As the manpage for /proc/loadavg puts it, it’s "the number of jobs in the run queue (state R) or waiting for disk I/O (state D)". Describing the different states that a process may be in is complicated enough that it would be mostly a digression, but I’ll explain what this quote from the manpage describes. The run queue is the list of processes that aren’t waiting for something else to happen before they can be run. What would keep a process from being in the run queue?

Other Unix-like OSes besides Linux don’t include waiting for disk I/O among reasons to include a process in the calculation of the load average, which surprises me somewhat. There’s a subtle difference between waiting to run because something else is running instead, and waiting to run because nothing useful can be done until something specific has already happened. Normally, Linux makes processes take turns on each CPU core (very quick turns) and in a perfect system, nothing would ever be waiting for something specific to happen before it could be run. The only factor determining what order to run things in would be any assigned priorities.

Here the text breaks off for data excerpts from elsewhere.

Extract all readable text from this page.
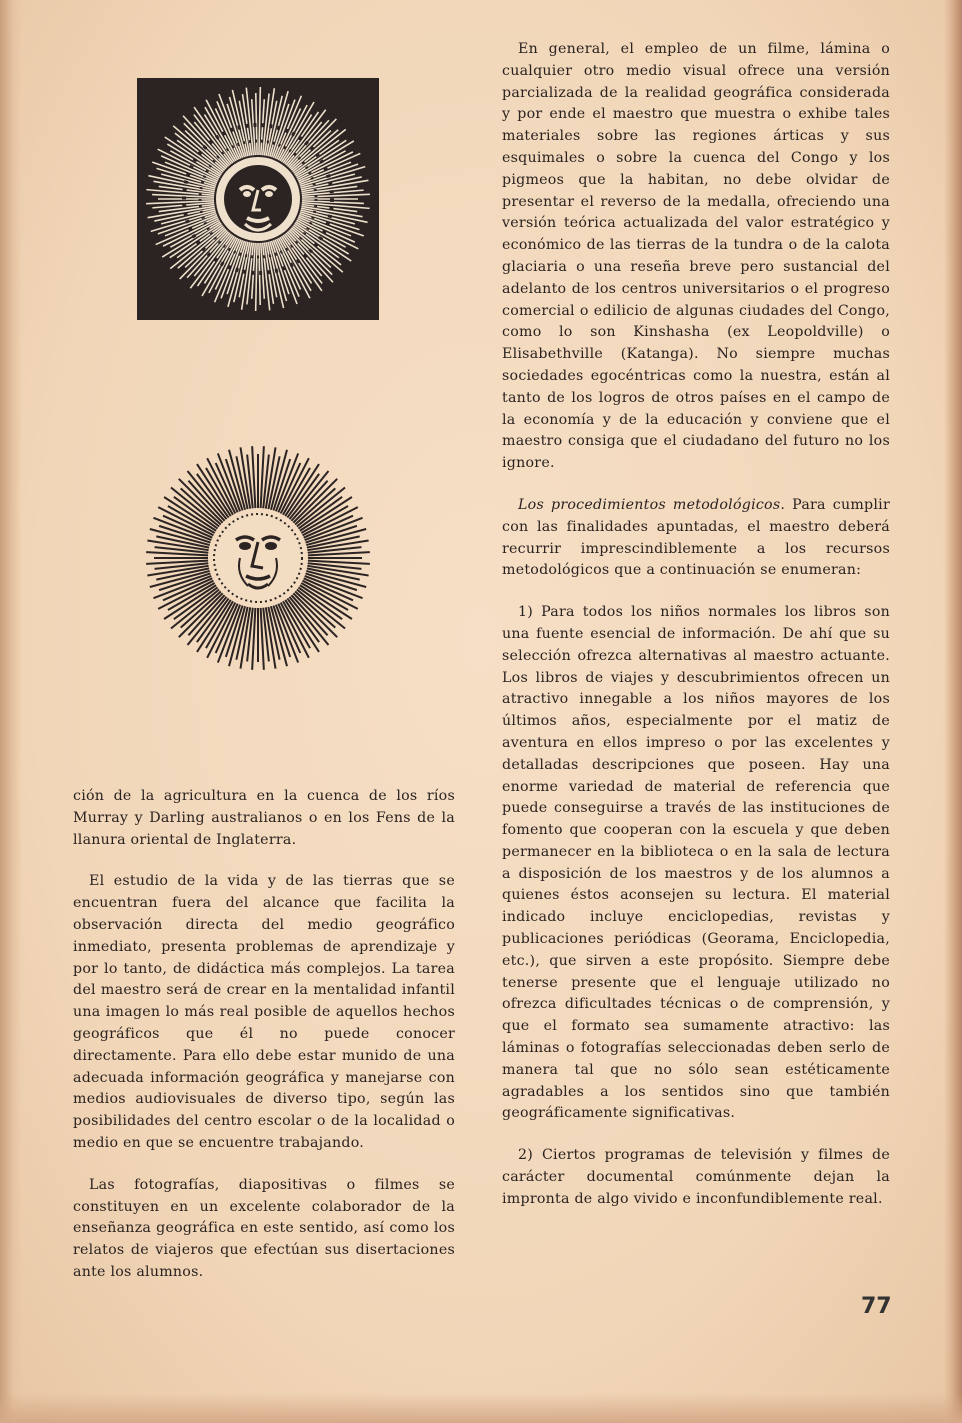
ción de la agricultura en la cuenca de los ríos Murray y Darling australianos o en los Fens de la llanura oriental de Inglaterra.

El estudio de la vida y de las tierras que se encuentran fuera del alcance que facilita la observación directa del medio geográfico inmediato, presenta problemas de aprendizaje y por lo tanto, de didáctica más complejos. La tarea del maestro será de crear en la mentalidad infantil una imagen lo más real posible de aquellos hechos geográficos que él no puede conocer directamente. Para ello debe estar munido de una adecuada información geográfica y manejarse con medios audiovisuales de diverso tipo, según las posibilidades del centro escolar o de la localidad o medio en que se encuentre trabajando.

Las fotografías, diapositivas o filmes se constituyen en un excelente colaborador de la enseñanza geográfica en este sentido, así como los relatos de viajeros que efectúan sus disertaciones ante los alumnos.

En general, el empleo de un filme, lámina o cualquier otro medio visual ofrece una versión parcializada de la realidad geográfica considerada y por ende el maestro que muestra o exhibe tales materiales sobre las regiones árticas y sus esquimales o sobre la cuenca del Congo y los pigmeos que la habitan, no debe olvidar de presentar el reverso de la medalla, ofreciendo una versión teórica actualizada del valor estratégico y económico de las tierras de la tundra o de la calota glaciaria o una reseña breve pero sustancial del adelanto de los centros universitarios o el progreso comercial o edilicio de algunas ciudades del Congo, como lo son Kinshasha (ex Leopoldville) o Elisabethville (Katanga). No siempre muchas sociedades egocéntricas como la nuestra, están al tanto de los logros de otros países en el campo de la economía y de la educación y conviene que el maestro consiga que el ciudadano del futuro no los ignore.

Los procedimientos metodológicos. Para cumplir con las finalidades apuntadas, el maestro deberá recurrir imprescindiblemente a los recursos metodológicos que a continuación se enumeran:

1) Para todos los niños normales los libros son una fuente esencial de información. De ahí que su selección ofrezca alternativas al maestro actuante. Los libros de viajes y descubrimientos ofrecen un atractivo innegable a los niños mayores de los últimos años, especialmente por el matiz de aventura en ellos impreso o por las excelentes y detalladas descripciones que poseen. Hay una enorme variedad de material de referencia que puede conseguirse a través de las instituciones de fomento que cooperan con la escuela y que deben permanecer en la biblioteca o en la sala de lectura a disposición de los maestros y de los alumnos a quienes éstos aconsejen su lectura. El material indicado incluye enciclopedias, revistas y publicaciones periódicas (Georama, Enciclopedia, etc.), que sirven a este propósito. Siempre debe tenerse presente que el lenguaje utilizado no ofrezca dificultades técnicas o de comprensión, y que el formato sea sumamente atractivo: las láminas o fotografías seleccionadas deben serlo de manera tal que no sólo sean estéticamente agradables a los sentidos sino que también geográficamente significativas.

2) Ciertos programas de televisión y filmes de carácter documental comúnmente dejan la impronta de algo vivido e inconfundiblemente real.

77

Of course, this all relies on programs being well-behaved. Nobody wants someone in the back seat taking up all the driver’s focus by continually asking, "Are we there yet? Are we there yet?" It’s very easy to accidentally write the software equivalent of that, and always better for it to ask, "Can you wake me up when we’re there?" and then snooze a while.

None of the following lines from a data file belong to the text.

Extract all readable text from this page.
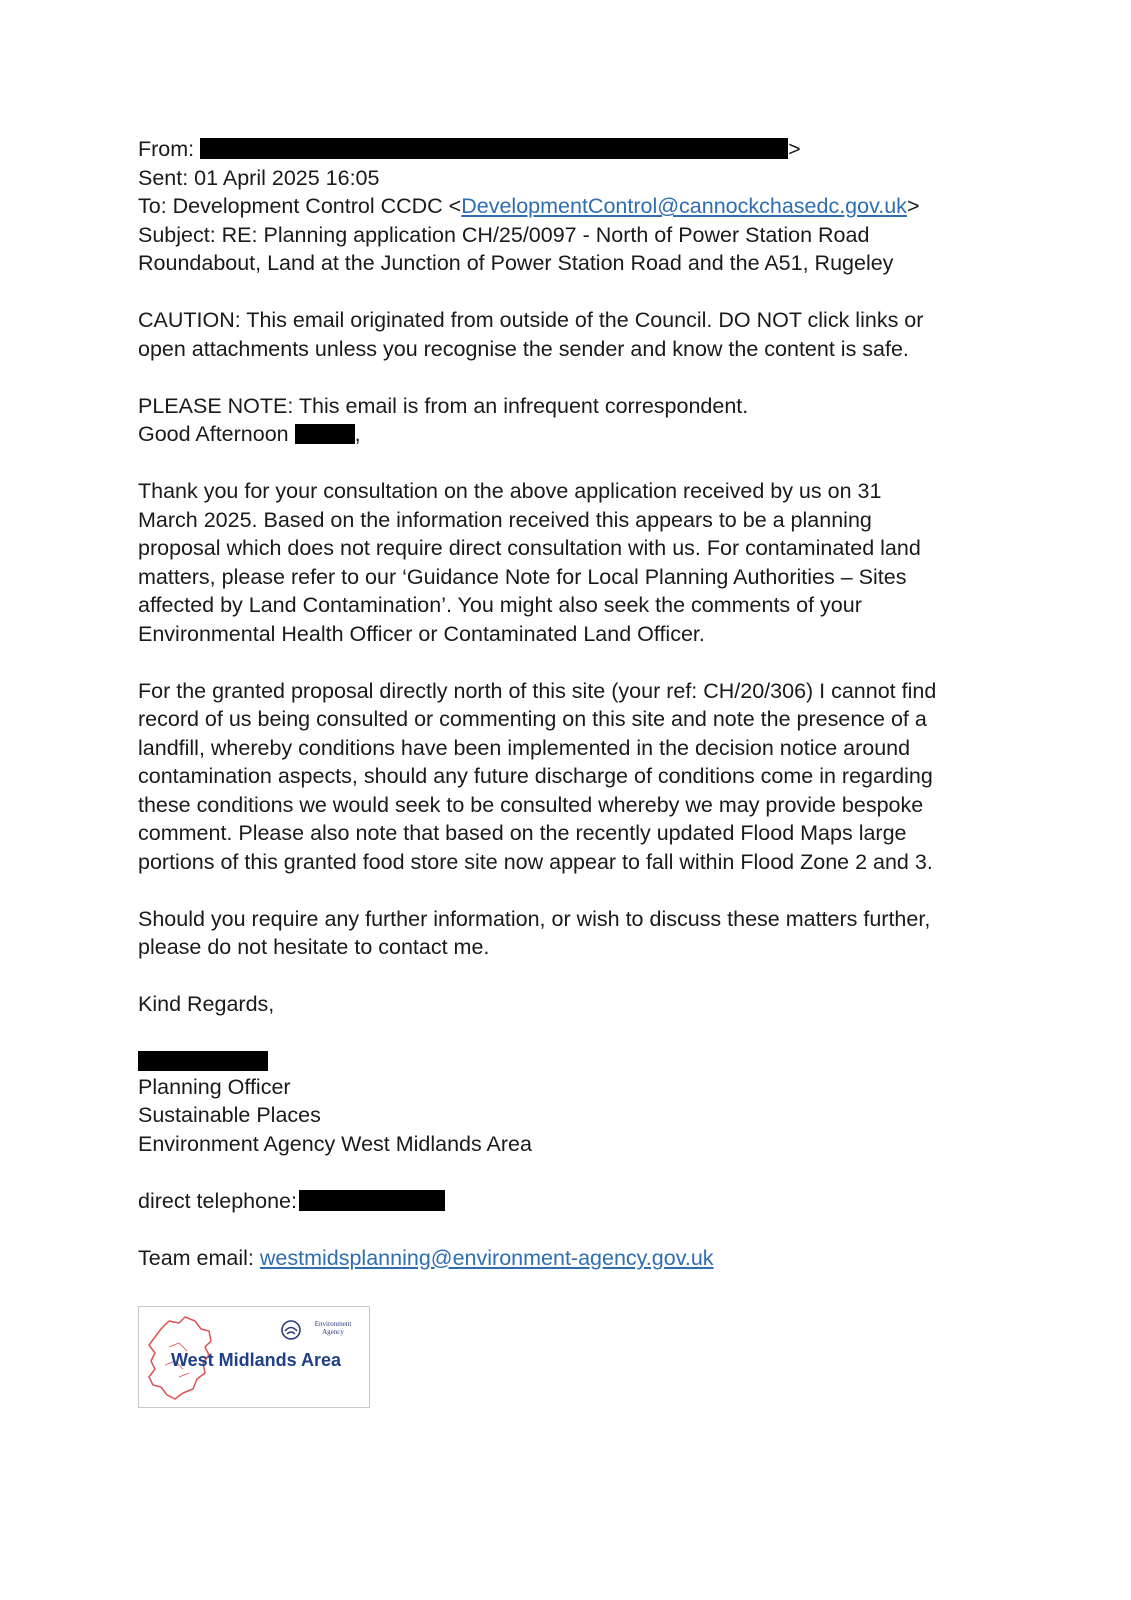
From:	>
Sent: 01 April 2025 16:05
To: Development Control CCDC <DevelopmentControl@cannockchasedc.gov.uk>
Subject: RE: Planning application CH/25/0097 - North of Power Station Road
Roundabout, Land at the Junction of Power Station Road and the A51, Rugeley
CAUTION: This email originated from outside of the Council. DO NOT click links or
open attachments unless you recognise the sender and know the content is safe.
PLEASE NOTE: This email is from an infrequent correspondent.
Good Afternoon	,
Thank you for your consultation on the above application received by us on 31
March 2025. Based on the information received this appears to be a planning
proposal which does not require direct consultation with us. For contaminated land
matters, please refer to our ‘Guidance Note for Local Planning Authorities – Sites
affected by Land Contamination’. You might also seek the comments of your
Environmental Health Officer or Contaminated Land Officer.
For the granted proposal directly north of this site (your ref: CH/20/306) I cannot find
record of us being consulted or commenting on this site and note the presence of a
landfill, whereby conditions have been implemented in the decision notice around
contamination aspects, should any future discharge of conditions come in regarding
these conditions we would seek to be consulted whereby we may provide bespoke
comment. Please also note that based on the recently updated Flood Maps large
portions of this granted food store site now appear to fall within Flood Zone 2 and 3.
Should you require any further information, or wish to discuss these matters further,
please do not hesitate to contact me.
Kind Regards,
Planning Officer
Sustainable Places
Environment Agency West Midlands Area
direct telephone:
Team email: westmidsplanning@environment-agency.gov.uk
Environment
Agency
West Midlands Area
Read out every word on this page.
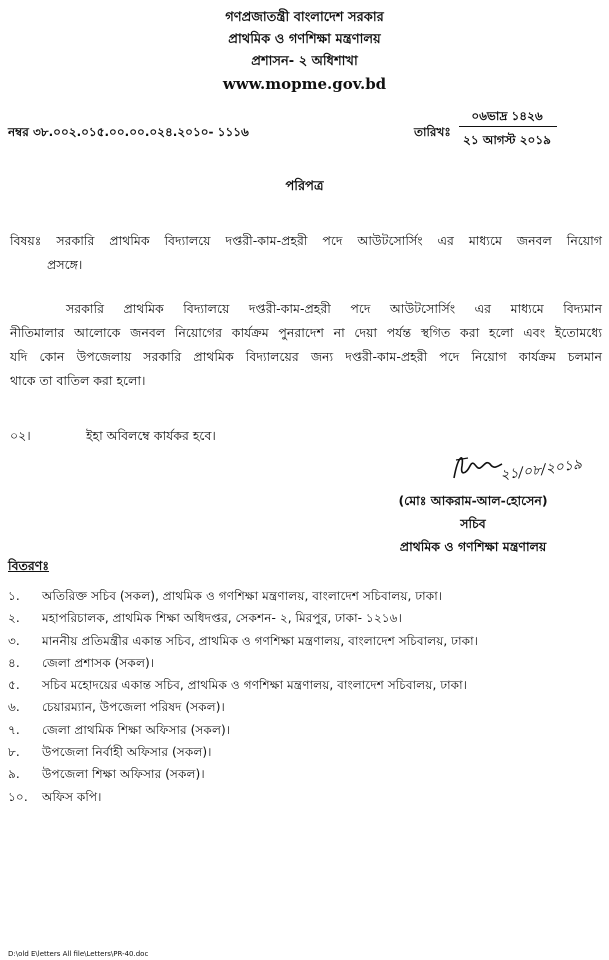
গণপ্রজাতন্ত্রী বাংলাদেশ সরকার
প্রাথমিক ও গণশিক্ষা মন্ত্রণালয়
প্রশাসন- ২ অধিশাখা
www.mopme.gov.bd
নম্বর ৩৮.০০২.০১৫.০০.০০.০২৪.২০১০- ১১১৬	তারিখঃ
০৬ভাদ্র ১৪২৬
২১ আগস্ট ২০১৯
পরিপত্র
বিষয়ঃ সরকারি প্রাথমিক বিদ্যালয়ে দপ্তরী-কাম-প্রহরী পদে আউটসোর্সিং এর মাধ্যমে জনবল নিয়োগ
প্রসঙ্গে।
সরকারি প্রাথমিক বিদ্যালয়ে দপ্তরী-কাম-প্রহরী পদে আউটসোর্সিং এর মাধ্যমে বিদ্যমান
নীতিমালার আলোকে জনবল নিয়োগের কার্যক্রম পুনরাদেশ না দেয়া পর্যন্ত স্থগিত করা হলো এবং ইতোমধ্যে
যদি কোন উপজেলায় সরকারি প্রাথমিক বিদ্যালয়ের জন্য দপ্তরী-কাম-প্রহরী পদে নিয়োগ কার্যক্রম চলমান
থাকে তা বাতিল করা হলো।
০২।	ইহা অবিলম্বে কার্যকর হবে।
২১/০৮/২০১৯
(মোঃ আকরাম-আল-হোসেন)
সচিব
প্রাথমিক ও গণশিক্ষা মন্ত্রণালয়
বিতরণঃ
১. অতিরিক্ত সচিব (সকল), প্রাথমিক ও গণশিক্ষা মন্ত্রণালয়, বাংলাদেশ সচিবালয়, ঢাকা।
২. মহাপরিচালক, প্রাথমিক শিক্ষা অধিদপ্তর, সেকশন- ২, মিরপুর, ঢাকা- ১২১৬।
৩. মাননীয় প্রতিমন্ত্রীর একান্ত সচিব, প্রাথমিক ও গণশিক্ষা মন্ত্রণালয়, বাংলাদেশ সচিবালয়, ঢাকা।
৪. জেলা প্রশাসক (সকল)।
৫. সচিব মহোদয়ের একান্ত সচিব, প্রাথমিক ও গণশিক্ষা মন্ত্রণালয়, বাংলাদেশ সচিবালয়, ঢাকা।
৬. চেয়ারম্যান, উপজেলা পরিষদ (সকল)।
৭. জেলা প্রাথমিক শিক্ষা অফিসার (সকল)।
৮. উপজেলা নির্বাহী অফিসার (সকল)।
৯. উপজেলা শিক্ষা অফিসার (সকল)।
১০. অফিস কপি।
D:\old E\letters All file\Letters\PR-40.doc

Remember, CPUs are fast. A lot of processes are just sitting around snoozing — only snoozing because other processes are running instead, and not sitting around on the run queue waiting for something to happen. Modern CPUs even power down when there’s simply nothing else to do, which is good for saving energy. As I write this in focuswriter, I have a few tabs open in Firefox, a couple PDFs open, a few terminal windows, and my CPUs are spending about 97% of the time in the lowest power mode available that couldn’t be described as "off." How do I know? With powertop. It gives you lots of information about power consumption, and convenient ways to reduce it.

I just spent a few hours reading through the long list of available tools for making more detailed measurements of I/O, CPU usage, disk and network performance, and related software. There’s a lot of tools out there. I’ll describe how to use and interpret the data from a few more of them in future articles. I’ll also look more at what sorts of changes can be made to improve performance.

Until then, borrowing the words of Avdi Grimm, happy hacking!